Roberto Aguado, psicólogo

  • Yo creo que la educación emocional es muy importante dentro de la escuela porque es un lugar, que nos guste o no, pasamos los primeros 16 años de edad de forma obligatoria, y aunque digamos que hasta los 6 no es obligatorio, es muy difícil que hoy un niño en nuestra sociedad no este antes de los 6 años también en una escuela, o en una escuela infantil o como queramos llamarlo, y que tenemos que aprovechar que pasan 6 horas de media durante 10 meses al año en ese lugar.

    La escuela es muy importante en la educación emocional porque los maestros son segundos referentes. Nosotros podemos dividir tres contextos: micro-contexto sería la familia, meso-contexto sería el barrio o la escuela y macro-contexto sería la sociedad.

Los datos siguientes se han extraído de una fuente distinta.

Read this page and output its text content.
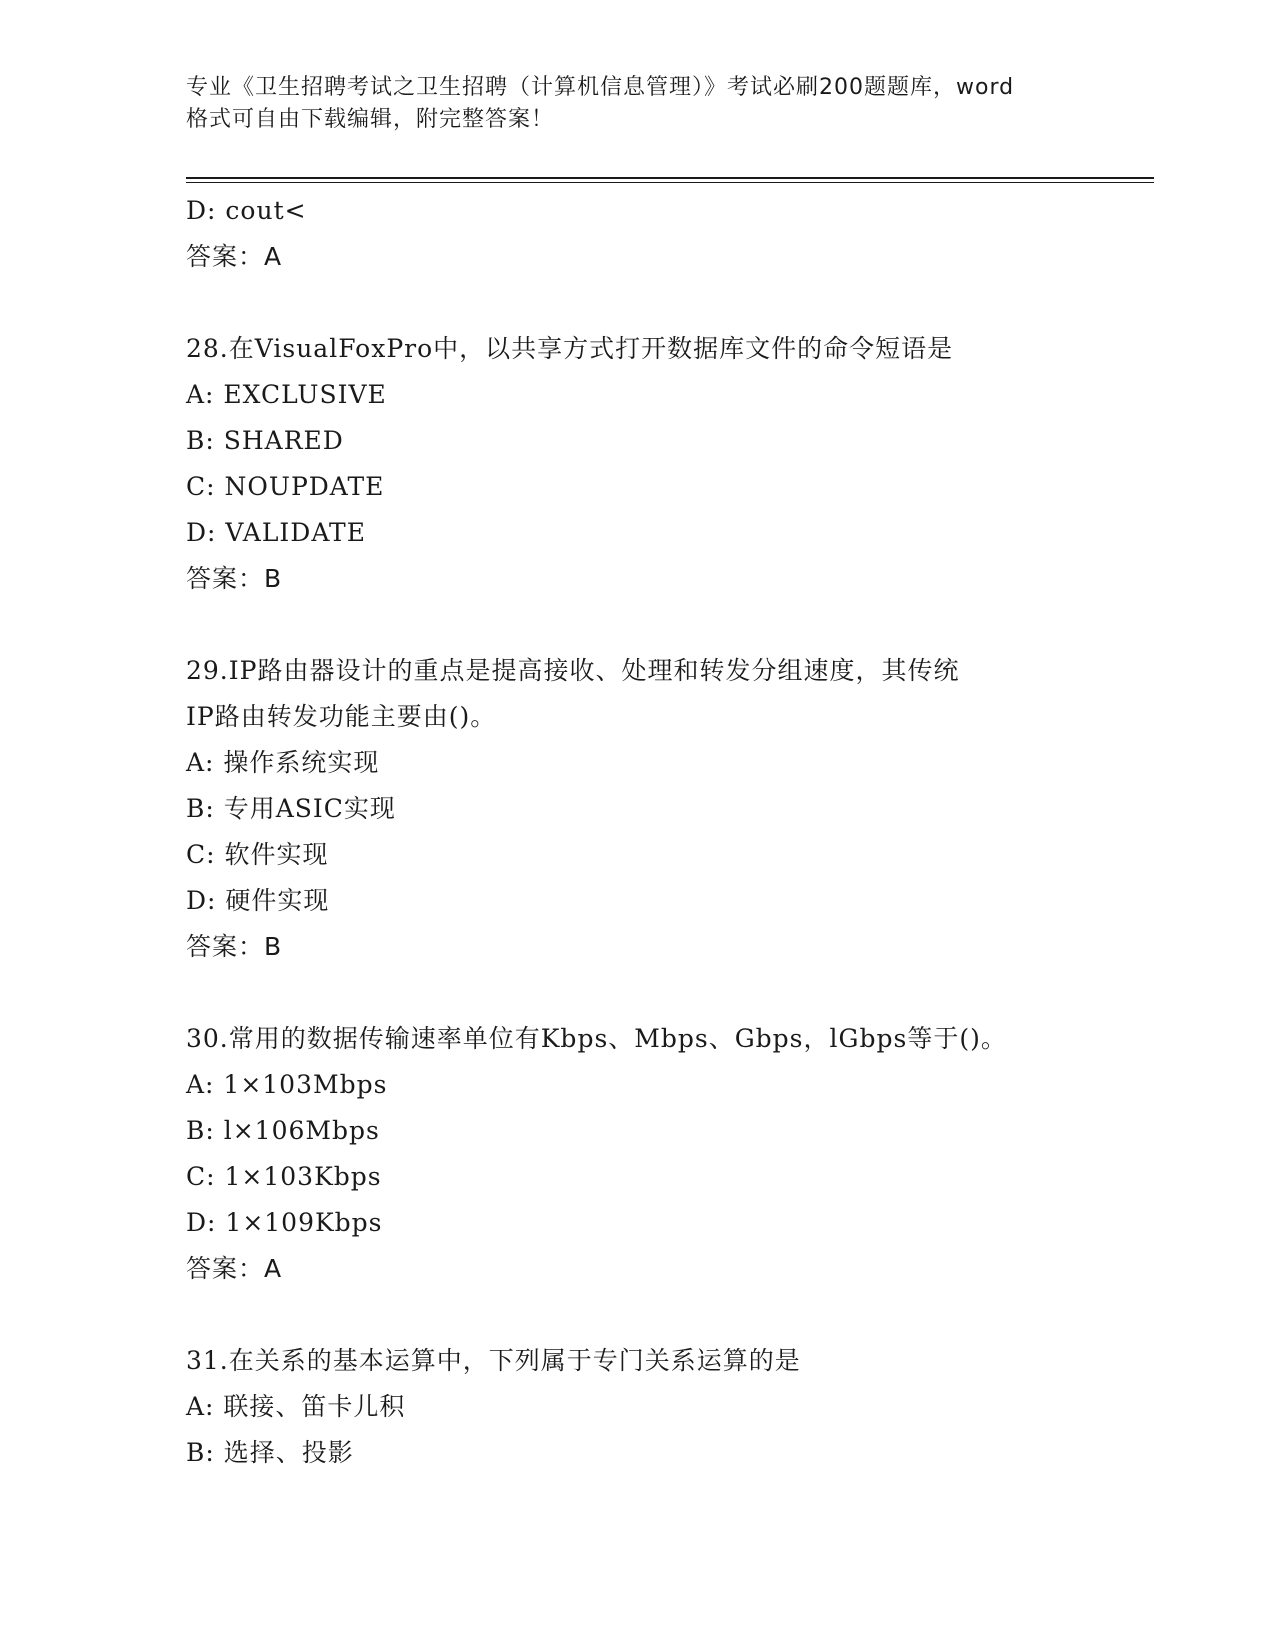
专业《卫生招聘考试之卫生招聘（计算机信息管理）》考试必刷200题题库，word
格式可自由下载编辑，附完整答案！
D: cout<
答案：A
28.在VisualFoxPro中，以共享方式打开数据库文件的命令短语是
A: EXCLUSIVE
B: SHARED
C: NOUPDATE
D: VALIDATE
答案：B
29.IP路由器设计的重点是提高接收、处理和转发分组速度，其传统
IP路由转发功能主要由()。
A: 操作系统实现
B: 专用ASIC实现
C: 软件实现
D: 硬件实现
答案：B
30.常用的数据传输速率单位有Kbps、Mbps、Gbps，lGbps等于()。
A: 1×103Mbps
B: l×106Mbps
C: 1×103Kbps
D: 1×109Kbps
答案：A
31.在关系的基本运算中，下列属于专门关系运算的是
A: 联接、笛卡儿积
B: 选择、投影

    Los referentes naturales del micro-contexto son los padres o los que hacen de tutores que cuidan a las personas aunque no sean sus padres, y en el meso-contexto, los referentes naturales en la sociedad de hoy, donde ya no somos tanto de pueblo o el barrio no es como antes, antes era muy normal que conociésemos a todas las personas del barrio, ahora estamos en otra posición, incluso aunque no haya muchos habitantes en ese lugar onde estamos viviendo, pero los verdaderos referentes del meso-contexto son los maestros.

    Los maestros no tan solo son personas que deben enseñar asignaturas y por lo tanto contenidos, los maestros realmente están diseñados para salvar vidas. Cuando un niño viene mal de casa, porque lo que ocurre en casa no es muy sano, tiene una segunda oportunidad, cuando un adulto, su maestro o su maestra, desde su salud, le enseña que puede tener una convivencia distinta de la que viene, y si el niño viene bien de casa, y viene muy bien gestionado emocionalmente es muy importante que se haga ese seguimiento allí donde estamos realizando la escuela.

    La escuela, es ese lugar, donde además de aparentemente contenidos, aprendemos a convivir, aprendemos a esperar, aprendemos a que sea nuestro turno, aprendemos a regañar y después otra vez juntarnos, aprendemos a que la diferencia es algo que nos suma.

    La escuela debe ser un lugar donde se está enseñando una serie de condimentos en la asignatura más importante que es la asignatura para la vida, esa es la asignatura más importante, la asignatura para la vida. Tendríamos que educar para que luego seamos adultos que sepamos vivir. Hoy las empresas nos dicen: “mira no le enseñes tanto matemáticas y física, enséñale a estar en equipos, a que cuando haya un problema sepa cómo adaptarse, enséñale todo eso, porque si eso lo sabe hacer, luego después ya matemáticas que necesita o la física que necesita, o el lenguaje o el idioma ya se lo enseño yo”. Hoy, lo importante, es que tengamos capacidad para adaptarnos, y la escuela nos da esa otra visión del mundo distinta a la familia, porque en la familia, desde la relación de amor, desde la coyuntura de relación tan tan intensa, de ese elemento fundamental de la familia, es que tenemos unos secretos, unos códigos únicos, allí no somos capaces de poder desdoblarnos, y cuando un niño no come en casa sí que come en la escuela. Todo eso es porque en la escuela la educación emocional junto con la educación emocional que se de en las familias va a dar lugar a adultos educados emocionalmente, y eso es el futuro de una sociedad. En un aula, al menos uno tiene que estar sano, y viene muy bien que sean los maestros.